[JAVA] Collect JVM performance counters with Application Insights

I would like to check the frequency of GC occurrence and the memory usage rate on the JVM. You can get it with jstat etc., but you can also get it with Application Insights with a little modification.

Incorporate Application Insights to send metrics

--Include com.microsoft.azure: applicationinsights-web as a dependency in pom.xml --Call TelemetryConfiguration.getActive (). SetInstrumentationKey (telemetryKey); at initialization etc. to set --ʻAdd ApplicationInsights.xml` as a resource

For example, for Spring Boot, add Change like this.

I wrote a lot in ʻApplicationInsights.xml`, but there is Articles I wrote in the past about this. If you look at the places where you don't like it at all, Java apps aren't popular. lonely. We take as much as possible, including unnecessary ones, so please comment out if necessary.

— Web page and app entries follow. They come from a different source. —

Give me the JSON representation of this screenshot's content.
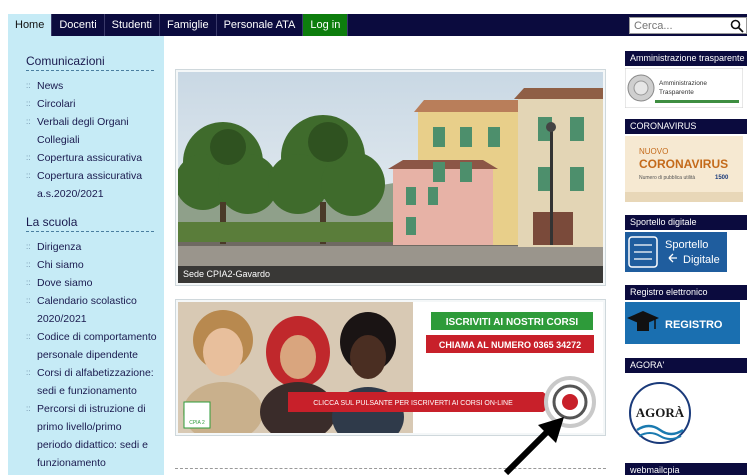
{
  "nav": {
    "items": [
      "Home",
      "Docenti",
      "Studenti",
      "Famiglie",
      "Personale ATA",
      "Log in"
    ],
    "active": "Home"
  },
  "search": {
    "placeholder": "Cerca..."
  },
  "sidebar": {
    "section1": {
      "title": "Comunicazioni",
      "links": [
        "News",
        "Circolari",
        "Verbali degli Organi Collegiali",
        "Copertura assicurativa",
        "Copertura assicurativa a.s.2020/2021"
      ]
    },
    "section2": {
      "title": "La scuola",
      "links": [
        "Dirigenza",
        "Chi siamo",
        "Dove siamo",
        "Calendario scolastico 2020/2021",
        "Codice di comportamento personale dipendente",
        "Corsi di alfabetizzazione: sedi e funzionamento",
        "Percorsi di istruzione di primo livello/primo periodo didattico: sedi e funzionamento"
      ]
    }
  },
  "photo": {
    "caption": "Sede CPIA2-Gavardo"
  },
  "banner": {
    "headline": "ISCRIVITI AI NOSTRI CORSI",
    "phone": "CHIAMA AL NUMERO 0365 34272",
    "cta": "CLICCA SUL PULSANTE PER ISCRIVERTI AI CORSI ON-LINE",
    "logo_text": "CPIA 2"
  },
  "right": {
    "amministrazione": {
      "title": "Amministrazione trasparente",
      "logo_line1": "Amministrazione",
      "logo_line2": "Trasparente"
    },
    "coronavirus": {
      "title": "CORONAVIRUS",
      "small": "NUOVO",
      "big": "CORONAVIRUS",
      "sub": "Numero di pubblica utilità",
      "number": "1500"
    },
    "sportello": {
      "title": "Sportello digitale",
      "line1": "Sportello",
      "line2": "Digitale"
    },
    "registro": {
      "title": "Registro elettronico",
      "label": "REGISTRO"
    },
    "agora": {
      "title": "AGORA'",
      "label": "AGORÀ"
    },
    "webmail": {
      "title": "webmailcpia"
    }
  },
  "colors": {
    "navbar": "#0b0b3e",
    "sidebar": "#c6ebf6",
    "login": "#0d7d0d",
    "banner_green": "#2e9b3a",
    "banner_red": "#c8202a"
  }
}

So, after giving the instrumentation key and executing it, after a while, it will look like this. The default is to collect counters every 60 seconds.

image.png

A stack of Metaspace used, Non Heap used, and Heap used (Metaspace used and Non Heap used have duplicates, so you should remove either one ...)

When aggregating multiple metrics into one Application Insight

There should be cases where two or more units are operated or autoscaled, and what happens in that case?

There is a column called cloud_RoleInstance, which has the host name of the execution environment. By dividing it with this, you can see it for each environment. The following is a case where the number was increased to 2 or 3 on the way.

image.png

Do the same with Log Analytics

Log Analytics is behind Application Insights, so you can get it in the same way.

//Line graph display of MEM Heap Used at 1-minute intervals
performanceCounters 
| where name == 'MEM Heap Used'
| summarize avg(value) by cloud_RoleInstance, bin(timestamp, 1m)
| render timechart 

The execution result looks like this.

image.png

Alert settings

I won't write it because it's annoying, but it looks like a metric for Application Insights, so I can do it properly.